«Quei resti sveleranno il mistero di S. Ambrogio?»

C’è fermento tra gli studiosi locali riguardo ai ritrovamenti nella Cripta del santuario di Santa Maria del Monte. Di certo la notizia che possano essere reperti di importanza eccezionale per la storia della cristianità è di quelle che lasciano senza fiato.

La storica dell’arte , in particolare, si dichiara in trepida attesa dei risultati dei sopralluoghi della Soprintendenza per i Beni Culturali.

La professoressa Viotto, che in giugno ha curato assieme al liceo del Sacro Monte la mostra “Alle radici di una presenza” nella Chiesa di Biumo Inferiore, è una delle massime esperte della storia del cristianesimo locale e della storia della montagna sacra.

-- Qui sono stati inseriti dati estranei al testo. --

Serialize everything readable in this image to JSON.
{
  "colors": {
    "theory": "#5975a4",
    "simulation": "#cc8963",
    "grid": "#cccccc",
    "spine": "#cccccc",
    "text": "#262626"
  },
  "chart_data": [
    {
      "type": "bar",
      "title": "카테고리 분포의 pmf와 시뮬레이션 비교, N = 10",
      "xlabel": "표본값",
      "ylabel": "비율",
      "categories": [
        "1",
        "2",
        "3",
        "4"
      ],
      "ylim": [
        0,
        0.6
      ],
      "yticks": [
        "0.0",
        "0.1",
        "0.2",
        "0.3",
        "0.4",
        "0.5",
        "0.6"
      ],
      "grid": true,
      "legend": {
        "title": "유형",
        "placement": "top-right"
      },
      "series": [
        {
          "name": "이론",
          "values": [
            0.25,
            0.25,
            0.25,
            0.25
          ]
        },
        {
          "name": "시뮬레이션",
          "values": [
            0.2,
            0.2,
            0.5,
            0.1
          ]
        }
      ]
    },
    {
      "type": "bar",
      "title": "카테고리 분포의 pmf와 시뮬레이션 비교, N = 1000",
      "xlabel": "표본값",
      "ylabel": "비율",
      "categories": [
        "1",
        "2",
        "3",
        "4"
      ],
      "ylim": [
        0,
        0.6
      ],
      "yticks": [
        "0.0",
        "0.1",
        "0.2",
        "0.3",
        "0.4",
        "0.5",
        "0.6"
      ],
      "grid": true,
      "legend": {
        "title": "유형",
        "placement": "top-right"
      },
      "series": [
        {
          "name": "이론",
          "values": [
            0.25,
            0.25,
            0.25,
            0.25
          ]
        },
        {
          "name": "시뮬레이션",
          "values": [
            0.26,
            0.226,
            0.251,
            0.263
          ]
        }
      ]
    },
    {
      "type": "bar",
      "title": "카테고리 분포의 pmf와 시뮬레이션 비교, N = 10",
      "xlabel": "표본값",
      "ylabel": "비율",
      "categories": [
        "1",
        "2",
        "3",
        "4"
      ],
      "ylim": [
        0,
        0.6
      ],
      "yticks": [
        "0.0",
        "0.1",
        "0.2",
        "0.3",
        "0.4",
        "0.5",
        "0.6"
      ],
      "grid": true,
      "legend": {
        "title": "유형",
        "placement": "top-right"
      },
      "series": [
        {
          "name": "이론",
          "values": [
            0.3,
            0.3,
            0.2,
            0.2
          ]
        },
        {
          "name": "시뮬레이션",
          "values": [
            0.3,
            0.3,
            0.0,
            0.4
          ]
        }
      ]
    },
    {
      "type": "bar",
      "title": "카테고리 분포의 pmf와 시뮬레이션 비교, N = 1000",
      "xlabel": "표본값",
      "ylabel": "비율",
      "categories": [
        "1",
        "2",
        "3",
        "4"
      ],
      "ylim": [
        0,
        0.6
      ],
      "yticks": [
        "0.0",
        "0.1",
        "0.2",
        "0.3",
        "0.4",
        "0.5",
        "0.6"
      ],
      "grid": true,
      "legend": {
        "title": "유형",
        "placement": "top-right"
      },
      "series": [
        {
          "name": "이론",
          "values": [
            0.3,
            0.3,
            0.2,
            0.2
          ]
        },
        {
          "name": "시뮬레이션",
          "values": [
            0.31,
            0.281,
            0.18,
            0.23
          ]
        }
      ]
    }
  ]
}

«Non so di preciso cosa possa essere stato ritrovato; di sicuro da tempo circolavano voci su reperti di grandissima antichità custoditi nella cripta».

Un’iscrizione, una lapide, un affresco, qualche reperto sicuramente databile all’alto medioevo, o addirittura un sarcofago: il mistero è fitto attorno a qualcosa che da indiscrezioni pare non possa essere trasportato al di fuori del luogo stesso del ritrovamento; forse, accanto ai graffiti lasciati dai pellegrini – segni tardi e invasivi di devozione popolare – proprio sugli affreschi del Trecento, di autore tuttora ignoto.

«Per esprimerci dobbiamo attendere i risultati: certamente, potrebbe essere l’occasione tanto attesa per verificare o meno l’attendibilità della tradizione che ricollega il Sacro Monte ad Ambrogio». Secondo la leggenda, nel 389 il vescovo di Milano avrebbe fondato il primo luogo di culto cristiano sul monte Orona di Velate per rimarcare la vittoria sugli ariani, ponendovi un primo altare scavato nella roccia e una statua dedicata alla Madonna – scolpita, a quanto si racconta, da san Luca – e celebrandovi la prima Messa.

La cripta, situata sotto l’attuale presbiterio, è la parte più antica del santuario preesistente ed è ricavata parzialmente nel cuore della montagna.

Poco distante, la Torre cosiddetta degli Ariani, una costruzione romana oggi all’interno del Monastero delle Romite Ambrosiane. «Sicuramente una leggenda così radicata nasconde un qualche indizio di verità» è l’opinione di .

La tradizione per cui il grande santo milanese avrebbe fondato il primigenio santuario è documentata a partire dalla fine del 1400: da lì in poi si leggono tantissime testimonianze a favore di quest’affascinante ipotesi.

«È probabile – conferma la professoressa – che la documentazione si basi su una tradizione orale di gran lunga preesistente e giunta fortissima fino ai giorni nostri». Di fatto il primo documento in cui si parli di una chiesa dedicata alla Vergine Maria sul monte Orona è una pergamena del 922, il cosiddetto Testamento di Morosolo: ad essa un certo Adalberto donò alcune sue terre. La chiesa romanica preesistente a quella attuale, quella di cui la cripta dei misteri sarebbe l’abside, è invece fatta risalire dagli studiosi al secolo successivo: di essa rimangono poche tracce, fra cui parte della facciata e la famosa statua in pietra della Vergine con il Bambino, attribuita a Domenico e Lanfranco da Ligurno.

E fino ad oggi la più antica traccia paleocristiana nella zona era l’epigrafe di Honorata, “honesta femina” (donna di nobili natali) morta nel 465, conservata un tempo presso San Cassiano a Velate e oggi perduta.